Prospective Study of Supplemental Screening With Contrast-Enhanced Mammography in Women With Elevated Risk of Breast Cancer: Results of the Prevalence Round

医学 乳腺摄影术 乳腺癌 前瞻性队列研究 乳腺X光筛查 癌症 肿瘤科 乳腺癌筛查 内科学 妇科 产科
作者
Bhavika K. Patel,Molly B. Carnahan,Donald W. Northfelt,Karen S. Anderson,Gina L. Mazza,Victor J. Pizzitola,Marina E. Giurescu,Roxanne Lorans,William G. Eversman,Richard E. Sharpe,Laura Harper,Heidi A. Apsey,Patricia A. Cronin,Juliana M. Kling,Brenda Ernst,Jennifer Palmieri,Jessica Fraker,Lida A. Mina,Felipe Batalini,Barbara A. Pockaj
出处
期刊:Journal of Clinical Oncology [Lippincott Williams & Wilkins]
卷期号:42 (32): 3826-3836 被引量:4
标识
DOI:10.1200/jco.22.02819
摘要

PURPOSE Contrast-enhanced mammography (CEM) and magnetic resonance imaging (MRI) have shown similar diagnostic performance in detection of breast cancer. Limited CEM data are available for high-risk breast cancer screening. The purpose of the study was to prospectively investigate the efficacy of supplemental screening CEM in elevated risk patients. MATERIALS AND METHODS A prospective, single-institution, institutional review board–approved observational study was conducted in asymptomatic elevated risk women age 35 years or older who had a negative conventional two-dimensional digital breast tomosynthesis screening mammography (MG) and no additional supplemental screening within the prior 12 months. RESULTS Four hundred sixty women were enrolled from February 2019 to April 2021. The median age was 56.8 (range, 35.0-79.2) years; 408 of 460 (88.7%) were mammographically dense. Biopsy revealed benign changes in 22 women (22/37, 59%), high-risk lesions in four women (4/37, 11%), and breast cancer in 11 women (11/37, 30%). Fourteen cancers (10 invasive, tumor size range 4-15 mm, median 9 mm) were diagnosed in 11 women. The overall supplemental cancer detection rate was 23.9 per 1,000 patients, 95% CI (12.0 to 42.4). All cancers were grade 1 or 2, ER+ ERBB2–, and node negative.
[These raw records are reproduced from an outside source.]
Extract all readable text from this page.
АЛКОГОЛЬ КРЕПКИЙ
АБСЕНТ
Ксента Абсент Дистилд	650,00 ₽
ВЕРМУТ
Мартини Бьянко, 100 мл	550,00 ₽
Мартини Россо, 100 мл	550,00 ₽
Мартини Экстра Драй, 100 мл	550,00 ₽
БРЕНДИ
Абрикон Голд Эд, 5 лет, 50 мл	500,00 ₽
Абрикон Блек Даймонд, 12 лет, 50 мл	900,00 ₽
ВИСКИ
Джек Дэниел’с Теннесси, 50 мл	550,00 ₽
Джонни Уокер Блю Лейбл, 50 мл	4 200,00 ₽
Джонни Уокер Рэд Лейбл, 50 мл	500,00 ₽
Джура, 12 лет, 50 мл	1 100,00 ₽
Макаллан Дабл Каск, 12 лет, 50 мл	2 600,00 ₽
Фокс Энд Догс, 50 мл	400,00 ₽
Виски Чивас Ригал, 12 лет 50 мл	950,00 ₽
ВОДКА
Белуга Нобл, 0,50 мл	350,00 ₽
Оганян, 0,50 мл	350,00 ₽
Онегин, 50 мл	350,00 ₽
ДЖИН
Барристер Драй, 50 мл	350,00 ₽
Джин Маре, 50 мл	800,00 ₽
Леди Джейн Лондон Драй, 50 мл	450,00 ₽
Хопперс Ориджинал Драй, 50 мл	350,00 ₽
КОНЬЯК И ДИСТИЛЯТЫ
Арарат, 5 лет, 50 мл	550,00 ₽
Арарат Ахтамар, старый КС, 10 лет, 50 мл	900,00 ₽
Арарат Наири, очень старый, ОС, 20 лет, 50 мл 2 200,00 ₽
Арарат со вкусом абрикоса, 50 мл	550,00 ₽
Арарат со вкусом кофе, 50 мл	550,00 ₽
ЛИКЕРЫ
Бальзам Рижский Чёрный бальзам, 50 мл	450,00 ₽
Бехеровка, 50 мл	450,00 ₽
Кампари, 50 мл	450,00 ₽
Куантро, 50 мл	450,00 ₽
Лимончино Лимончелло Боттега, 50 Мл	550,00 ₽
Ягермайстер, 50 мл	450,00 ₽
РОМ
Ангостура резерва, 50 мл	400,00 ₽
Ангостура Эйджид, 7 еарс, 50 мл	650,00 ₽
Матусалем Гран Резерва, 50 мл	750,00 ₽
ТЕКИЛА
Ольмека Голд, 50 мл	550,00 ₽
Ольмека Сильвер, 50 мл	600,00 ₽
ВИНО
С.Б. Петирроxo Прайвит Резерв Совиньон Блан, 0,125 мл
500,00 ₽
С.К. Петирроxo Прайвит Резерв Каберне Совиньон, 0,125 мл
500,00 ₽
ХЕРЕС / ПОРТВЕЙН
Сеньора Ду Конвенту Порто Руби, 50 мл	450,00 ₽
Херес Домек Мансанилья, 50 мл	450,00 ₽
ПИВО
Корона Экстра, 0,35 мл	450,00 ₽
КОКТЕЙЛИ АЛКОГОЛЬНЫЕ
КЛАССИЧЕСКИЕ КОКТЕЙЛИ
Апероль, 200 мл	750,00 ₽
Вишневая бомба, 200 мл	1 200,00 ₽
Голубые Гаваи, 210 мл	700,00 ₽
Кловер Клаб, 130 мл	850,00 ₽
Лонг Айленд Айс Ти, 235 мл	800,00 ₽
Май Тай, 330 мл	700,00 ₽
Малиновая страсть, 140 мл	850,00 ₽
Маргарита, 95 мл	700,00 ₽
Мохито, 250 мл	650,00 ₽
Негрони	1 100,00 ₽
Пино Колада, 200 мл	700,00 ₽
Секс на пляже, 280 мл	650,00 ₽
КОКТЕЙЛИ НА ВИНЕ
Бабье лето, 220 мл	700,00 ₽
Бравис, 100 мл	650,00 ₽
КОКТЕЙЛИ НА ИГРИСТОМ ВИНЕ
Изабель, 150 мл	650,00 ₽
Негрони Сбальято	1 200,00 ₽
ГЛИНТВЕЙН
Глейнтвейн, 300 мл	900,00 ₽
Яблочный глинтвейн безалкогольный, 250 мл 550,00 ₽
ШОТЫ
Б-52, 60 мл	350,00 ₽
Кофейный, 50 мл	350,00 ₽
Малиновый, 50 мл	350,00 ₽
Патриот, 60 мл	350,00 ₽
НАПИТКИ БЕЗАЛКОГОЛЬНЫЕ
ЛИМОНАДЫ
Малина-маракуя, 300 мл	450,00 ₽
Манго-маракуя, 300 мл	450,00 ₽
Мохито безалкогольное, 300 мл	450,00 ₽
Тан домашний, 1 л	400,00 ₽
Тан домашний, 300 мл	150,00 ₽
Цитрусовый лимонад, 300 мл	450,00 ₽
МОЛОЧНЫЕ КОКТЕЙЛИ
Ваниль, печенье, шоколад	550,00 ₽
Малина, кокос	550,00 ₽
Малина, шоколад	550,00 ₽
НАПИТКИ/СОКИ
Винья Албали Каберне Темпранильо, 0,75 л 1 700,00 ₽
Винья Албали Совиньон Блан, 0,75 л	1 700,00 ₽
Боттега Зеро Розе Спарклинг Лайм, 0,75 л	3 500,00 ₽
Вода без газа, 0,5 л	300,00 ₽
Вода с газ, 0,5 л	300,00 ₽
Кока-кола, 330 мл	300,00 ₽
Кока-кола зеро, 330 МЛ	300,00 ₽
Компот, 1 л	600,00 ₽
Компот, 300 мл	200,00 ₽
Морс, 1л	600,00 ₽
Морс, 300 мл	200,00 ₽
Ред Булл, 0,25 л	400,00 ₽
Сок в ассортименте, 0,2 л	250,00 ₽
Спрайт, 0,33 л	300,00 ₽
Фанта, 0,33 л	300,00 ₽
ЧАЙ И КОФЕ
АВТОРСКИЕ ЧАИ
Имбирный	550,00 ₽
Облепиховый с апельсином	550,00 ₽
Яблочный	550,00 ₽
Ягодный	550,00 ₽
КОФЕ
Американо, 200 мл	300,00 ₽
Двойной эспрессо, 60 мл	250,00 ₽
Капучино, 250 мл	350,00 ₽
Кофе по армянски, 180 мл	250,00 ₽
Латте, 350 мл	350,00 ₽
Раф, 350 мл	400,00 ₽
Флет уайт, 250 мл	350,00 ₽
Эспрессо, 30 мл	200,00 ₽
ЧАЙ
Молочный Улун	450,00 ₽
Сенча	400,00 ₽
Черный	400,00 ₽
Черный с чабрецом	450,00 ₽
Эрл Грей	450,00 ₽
CEM imaging screening offered high specificity (0.875 [95% CI, 0.844 to 0.906]), high NPV (0.998 [95% CI, 0.993 to 1.000), moderate PPV1 (0.164 [95% CI, 0.076 to 0.253), moderate PPV3 (0.275 [95% CI, 0.137 to 0.413]), and high sensitivity (0.917 [95% CI, 0.760 to 1.000]). At least 1 year of imaging follow-up was available on all patients, and one interval cancer was detected on breast MRI 4 months after negative screening CEM. CONCLUSION A pilot trial demonstrates a supplemental cancer detection rate of 23.9 per 1,000 in women at an elevated risk for breast cancer. Larger, multi-institutional, multiyear CEM trials in patients at elevated risk are needed for validation.